Insegurança na sala de aula

06/06/2011

 

Polêmica sobre livro de português que considera corretas frases em desacordo com as normas cultas desperta temor de estudantes sobre a qualidade do conteúdo didático

 

Uma vida melhor que dividiu linguistas e professores em geral. A obra traz em suas páginas e considera corretas frases como “Nós pega o peixe” e “os livro ilustrado”. A reportagem do Estado de Minas conversou com estudantes que receberam o livro que integra a coleção Viver, aprender e registrou as opiniões e as dúvidas dos alunos sobre a obra.

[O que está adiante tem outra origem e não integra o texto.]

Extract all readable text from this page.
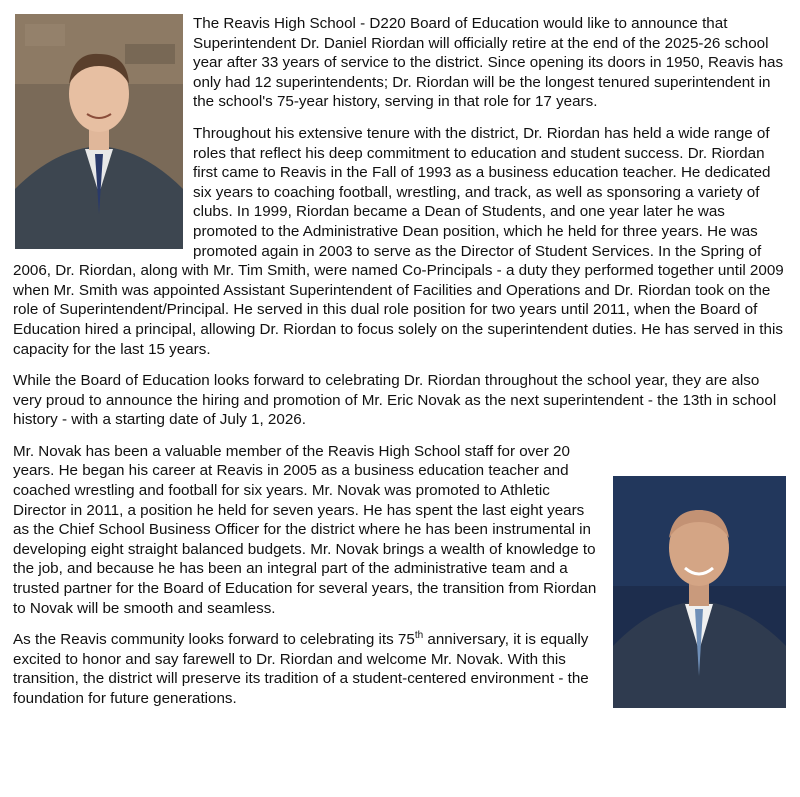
The Reavis High School - D220 Board of Education would like to announce that Superintendent Dr. Daniel Riordan will officially retire at the end of the 2025-26 school year after 33 years of service to the district. Since opening its doors in 1950, Reavis has only had 12 superintendents; Dr. Riordan will be the longest tenured superintendent in the school's 75-year history, serving in that role for 17 years.

Throughout his extensive tenure with the district, Dr. Riordan has held a wide range of roles that reflect his deep commitment to education and student success. Dr. Riordan first came to Reavis in the Fall of 1993 as a business education teacher. He dedicated six years to coaching football, wrestling, and track, as well as sponsoring a variety of clubs. In 1999, Riordan became a Dean of Students, and one year later he was promoted to the Administrative Dean position, which he held for three years. He was promoted again in 2003 to serve as the Director of Student Services. In the Spring of 2006, Dr. Riordan, along with Mr. Tim Smith, were named Co-Principals - a duty they performed together until 2009 when Mr. Smith was appointed Assistant Superintendent of Facilities and Operations and Dr. Riordan took on the role of Superintendent/Principal. He served in this dual role position for two years until 2011, when the Board of Education hired a principal, allowing Dr. Riordan to focus solely on the superintendent duties. He has served in this capacity for the last 15 years.

While the Board of Education looks forward to celebrating Dr. Riordan throughout the school year, they are also very proud to announce the hiring and promotion of Mr. Eric Novak as the next superintendent - the 13th in school history - with a starting date of July 1, 2026.

Mr. Novak has been a valuable member of the Reavis High School staff for over 20 years. He began his career at Reavis in 2005 as a business education teacher and coached wrestling and football for six years. Mr. Novak was promoted to Athletic Director in 2011, a position he held for seven years. He has spent the last eight years as the Chief School Business Officer for the district where he has been instrumental in developing eight straight balanced budgets. Mr. Novak brings a wealth of knowledge to the job, and because he has been an integral part of the administrative team and a trusted partner for the Board of Education for several years, the transition from Riordan to Novak will be smooth and seamless.

As the Reavis community looks forward to celebrating its 75th anniversary, it is equally excited to honor and say farewell to Dr. Riordan and welcome Mr. Novak. With this transition, the district will preserve its tradition of a student-centered environment - the foundation for future generations.
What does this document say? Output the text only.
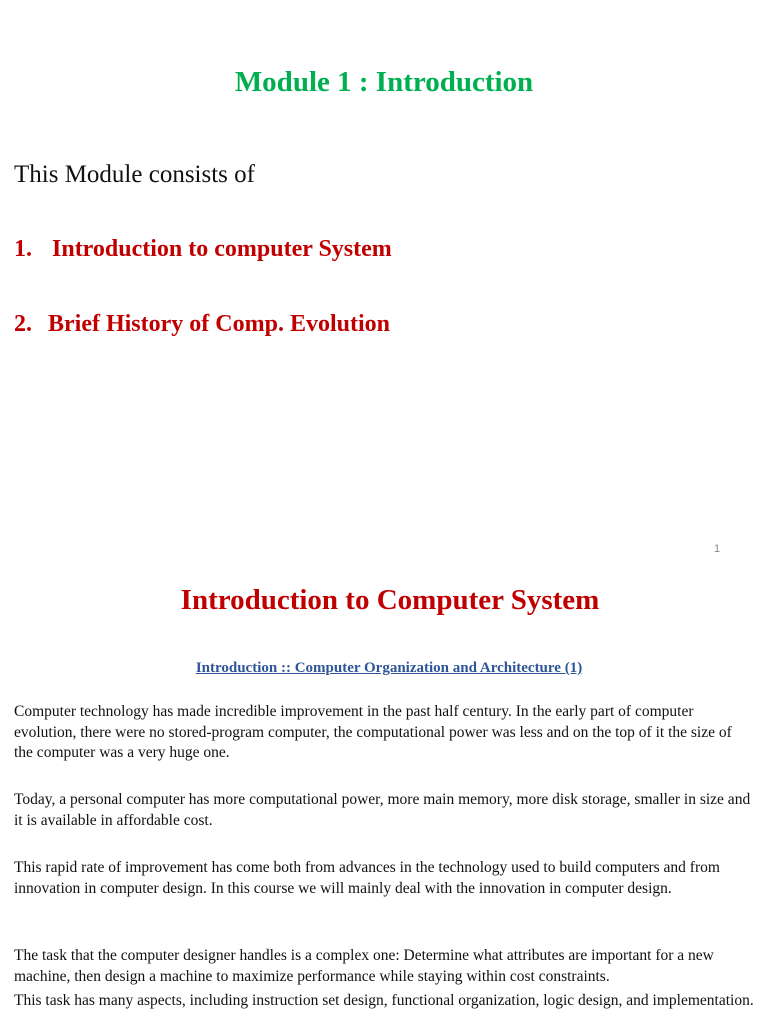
Module 1 : Introduction
This Module consists of
1. Introduction to computer System
2. Brief History of Comp. Evolution
1
Introduction to Computer System
Introduction :: Computer Organization and Architecture (1)

Computer technology has made incredible improvement in the past half century. In the early part of computer evolution, there were no stored-program computer, the computational power was less and on the top of it the size of the computer was a very huge one.

Today, a personal computer has more computational power, more main memory, more disk storage, smaller in size and it is available in affordable cost.

This rapid rate of improvement has come both from advances in the technology used to build computers and from innovation in computer design. In this course we will mainly deal with the innovation in computer design.

The task that the computer designer handles is a complex one: Determine what attributes are important for a new machine, then design a machine to maximize performance while staying within cost constraints.

This task has many aspects, including instruction set design, functional organization, logic design, and implementation.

Entre as preocupações estão a qualidade do conteúdo oferecido em sala de aula por meio dos livros adotados e os problemas que a confusão entre linguagem falada e normas cultas pode provocar em futuras seleções profissionais.

Alguns especialistas garantem que o livro não ensina o português de forma errada e que mostra para os alunos as distinções entre a norma culta da língua escrita e o modo coloquial da falada. Do outro lado, acadêmicos condenam a distinção e apontam com preocupação o distanciamento, cada vez maior, entre as duas formas de expressão. No entanto, a posição é quase unânime quando o assunto é discutido pelos próprios estudantes: eles preferem ter acesso à norma culta em sala de aula. “Sei que falamos de uma forma bem diferente da maneira que escrevemos, mas quando venho para a aula gostaria de conhecer somente a forma correta do português”, afirma Marcos Ferreira Ribeiro, de 34 anos, fazendo coro com boa parte dos colegas que participaram de debate sobre o tema.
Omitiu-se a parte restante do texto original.